Not really feeling like spring today in Southern New England! Pretty good sized snowstorm passing through. But I liked the image that these kigo words gave me: Shallow Spring, bush warblers and returning cold.

I tried to work today’s weather in, but it couldn’t happen. The image I chose is one that I have been noticing for several weeks: flocks of small birds in bushes by the trail. They’re a fun and refreshing sight.


Shallow Spring invites
bush warblers; returning cold
can't diminish songs.

Thanks as always to #tankatuesday

A challenge from nature and poetry

I love a challenge but this one was initially daunting. At tankatuesday, we were given a mission to write a bussokusekika, a Japanese form that is generally found at a specific Buddhist temple. It was challenging enough to write 3 verses with a 575777 syllable count, but I also wanted to honor its spiritual roots.

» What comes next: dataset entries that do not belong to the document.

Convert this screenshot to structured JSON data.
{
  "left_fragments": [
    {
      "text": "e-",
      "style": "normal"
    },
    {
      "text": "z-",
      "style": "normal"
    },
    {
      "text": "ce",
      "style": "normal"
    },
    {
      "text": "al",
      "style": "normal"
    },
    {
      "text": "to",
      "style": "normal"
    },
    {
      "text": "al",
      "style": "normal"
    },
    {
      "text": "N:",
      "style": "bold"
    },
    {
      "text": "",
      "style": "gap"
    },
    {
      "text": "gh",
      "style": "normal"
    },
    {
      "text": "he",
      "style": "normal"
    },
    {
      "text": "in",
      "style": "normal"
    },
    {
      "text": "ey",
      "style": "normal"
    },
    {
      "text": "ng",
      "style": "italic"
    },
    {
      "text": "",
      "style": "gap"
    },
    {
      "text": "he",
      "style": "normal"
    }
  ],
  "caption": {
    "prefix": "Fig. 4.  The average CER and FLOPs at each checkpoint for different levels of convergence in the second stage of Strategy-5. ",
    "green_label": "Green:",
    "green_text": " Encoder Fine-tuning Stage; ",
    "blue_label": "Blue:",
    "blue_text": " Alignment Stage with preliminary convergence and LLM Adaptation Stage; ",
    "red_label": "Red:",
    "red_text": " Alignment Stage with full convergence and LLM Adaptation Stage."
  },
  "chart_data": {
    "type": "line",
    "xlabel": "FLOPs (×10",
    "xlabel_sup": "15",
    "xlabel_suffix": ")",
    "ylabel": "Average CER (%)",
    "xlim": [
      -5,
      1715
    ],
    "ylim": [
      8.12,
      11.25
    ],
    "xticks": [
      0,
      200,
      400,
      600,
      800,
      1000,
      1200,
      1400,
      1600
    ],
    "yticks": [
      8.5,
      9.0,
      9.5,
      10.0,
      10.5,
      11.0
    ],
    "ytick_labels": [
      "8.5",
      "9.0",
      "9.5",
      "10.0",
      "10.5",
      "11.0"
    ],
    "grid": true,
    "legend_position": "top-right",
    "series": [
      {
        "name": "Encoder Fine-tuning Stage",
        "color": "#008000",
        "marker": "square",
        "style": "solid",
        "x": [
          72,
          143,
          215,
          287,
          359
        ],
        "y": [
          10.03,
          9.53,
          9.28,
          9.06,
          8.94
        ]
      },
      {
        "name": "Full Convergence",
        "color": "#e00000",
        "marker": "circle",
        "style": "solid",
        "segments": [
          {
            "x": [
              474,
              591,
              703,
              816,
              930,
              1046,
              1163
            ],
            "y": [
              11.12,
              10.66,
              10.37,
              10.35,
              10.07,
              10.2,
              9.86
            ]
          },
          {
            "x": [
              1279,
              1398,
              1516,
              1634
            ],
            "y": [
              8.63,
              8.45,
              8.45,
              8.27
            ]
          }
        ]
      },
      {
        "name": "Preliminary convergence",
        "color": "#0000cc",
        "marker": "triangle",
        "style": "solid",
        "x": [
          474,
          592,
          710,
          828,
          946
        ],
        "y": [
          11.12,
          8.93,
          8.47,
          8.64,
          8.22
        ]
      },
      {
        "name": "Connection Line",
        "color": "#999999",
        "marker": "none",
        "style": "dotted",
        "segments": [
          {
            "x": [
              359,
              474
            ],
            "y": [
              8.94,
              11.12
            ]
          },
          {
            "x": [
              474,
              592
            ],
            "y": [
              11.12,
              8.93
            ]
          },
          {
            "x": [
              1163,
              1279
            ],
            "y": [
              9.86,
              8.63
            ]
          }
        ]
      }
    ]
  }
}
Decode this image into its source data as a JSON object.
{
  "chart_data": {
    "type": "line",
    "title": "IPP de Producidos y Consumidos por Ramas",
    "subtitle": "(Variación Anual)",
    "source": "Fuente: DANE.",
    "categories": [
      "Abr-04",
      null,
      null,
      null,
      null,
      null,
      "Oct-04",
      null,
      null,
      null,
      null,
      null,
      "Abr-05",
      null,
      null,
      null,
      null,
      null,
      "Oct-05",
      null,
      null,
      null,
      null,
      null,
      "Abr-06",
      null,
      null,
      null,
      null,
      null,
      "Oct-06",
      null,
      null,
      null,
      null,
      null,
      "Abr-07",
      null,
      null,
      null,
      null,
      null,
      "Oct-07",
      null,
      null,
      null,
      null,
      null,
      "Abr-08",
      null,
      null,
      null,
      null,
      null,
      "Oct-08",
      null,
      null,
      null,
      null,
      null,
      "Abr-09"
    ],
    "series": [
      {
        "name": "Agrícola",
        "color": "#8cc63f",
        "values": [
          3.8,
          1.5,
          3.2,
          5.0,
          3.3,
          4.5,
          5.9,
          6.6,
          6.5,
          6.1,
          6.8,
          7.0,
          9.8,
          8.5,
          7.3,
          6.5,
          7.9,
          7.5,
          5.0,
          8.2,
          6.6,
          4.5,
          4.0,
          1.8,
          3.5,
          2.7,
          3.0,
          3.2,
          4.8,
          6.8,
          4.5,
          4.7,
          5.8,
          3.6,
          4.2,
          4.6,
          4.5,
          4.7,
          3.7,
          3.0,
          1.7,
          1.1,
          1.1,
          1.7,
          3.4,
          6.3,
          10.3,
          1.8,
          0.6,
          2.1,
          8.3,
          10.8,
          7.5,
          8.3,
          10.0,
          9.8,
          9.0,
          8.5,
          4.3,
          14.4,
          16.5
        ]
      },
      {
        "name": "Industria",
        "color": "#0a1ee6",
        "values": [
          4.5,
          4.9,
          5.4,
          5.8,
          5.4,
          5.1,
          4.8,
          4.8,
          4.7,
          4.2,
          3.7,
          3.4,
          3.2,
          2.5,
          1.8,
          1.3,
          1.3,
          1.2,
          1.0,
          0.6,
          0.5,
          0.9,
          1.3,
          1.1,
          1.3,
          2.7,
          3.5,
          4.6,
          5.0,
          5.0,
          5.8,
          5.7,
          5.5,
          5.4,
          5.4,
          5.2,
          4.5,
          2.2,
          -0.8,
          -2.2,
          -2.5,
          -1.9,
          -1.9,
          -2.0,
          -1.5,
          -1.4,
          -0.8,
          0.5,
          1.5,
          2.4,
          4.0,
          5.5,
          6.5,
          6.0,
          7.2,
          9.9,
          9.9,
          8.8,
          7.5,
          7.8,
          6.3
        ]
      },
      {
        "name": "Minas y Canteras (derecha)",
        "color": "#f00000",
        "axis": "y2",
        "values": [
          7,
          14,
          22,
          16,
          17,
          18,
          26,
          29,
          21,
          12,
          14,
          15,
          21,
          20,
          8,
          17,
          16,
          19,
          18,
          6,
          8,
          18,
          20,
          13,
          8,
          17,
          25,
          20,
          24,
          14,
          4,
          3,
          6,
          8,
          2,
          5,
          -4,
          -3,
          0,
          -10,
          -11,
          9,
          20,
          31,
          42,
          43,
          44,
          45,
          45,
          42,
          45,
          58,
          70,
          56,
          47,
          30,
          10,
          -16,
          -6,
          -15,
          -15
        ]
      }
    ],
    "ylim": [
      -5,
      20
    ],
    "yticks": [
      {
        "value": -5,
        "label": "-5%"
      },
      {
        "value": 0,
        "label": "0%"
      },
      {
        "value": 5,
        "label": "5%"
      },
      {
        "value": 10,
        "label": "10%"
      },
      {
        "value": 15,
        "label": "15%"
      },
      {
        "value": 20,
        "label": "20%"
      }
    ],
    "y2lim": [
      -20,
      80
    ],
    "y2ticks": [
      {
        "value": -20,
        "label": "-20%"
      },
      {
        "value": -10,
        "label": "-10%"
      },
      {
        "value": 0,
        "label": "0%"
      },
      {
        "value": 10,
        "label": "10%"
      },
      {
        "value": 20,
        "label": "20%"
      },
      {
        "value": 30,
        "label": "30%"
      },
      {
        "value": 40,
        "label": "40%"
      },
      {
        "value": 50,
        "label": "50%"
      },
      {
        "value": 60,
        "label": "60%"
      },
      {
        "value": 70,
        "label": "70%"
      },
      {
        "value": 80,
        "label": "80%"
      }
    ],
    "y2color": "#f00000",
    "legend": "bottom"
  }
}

Luckily I had just taken a hike that provided an perfect image. Nature being a place of great spirit, I thought that this was fitting.

I stop on the path
That ice has taken over
A giant puddle
That stretches into the woods
And covers the trail forward
Ahead thin ice blocks the way

These woods are our home.
The right of the path slopes up
Boundary to ice
Water cannot puddle there.
I gaze through tangled branches
I look for a way through trees

Anna cracks through ice
She shakes a wet paw and turns
Following my steps
I find a path through branches
A way through brush sticks and stones
A soft trail through leaves and loam.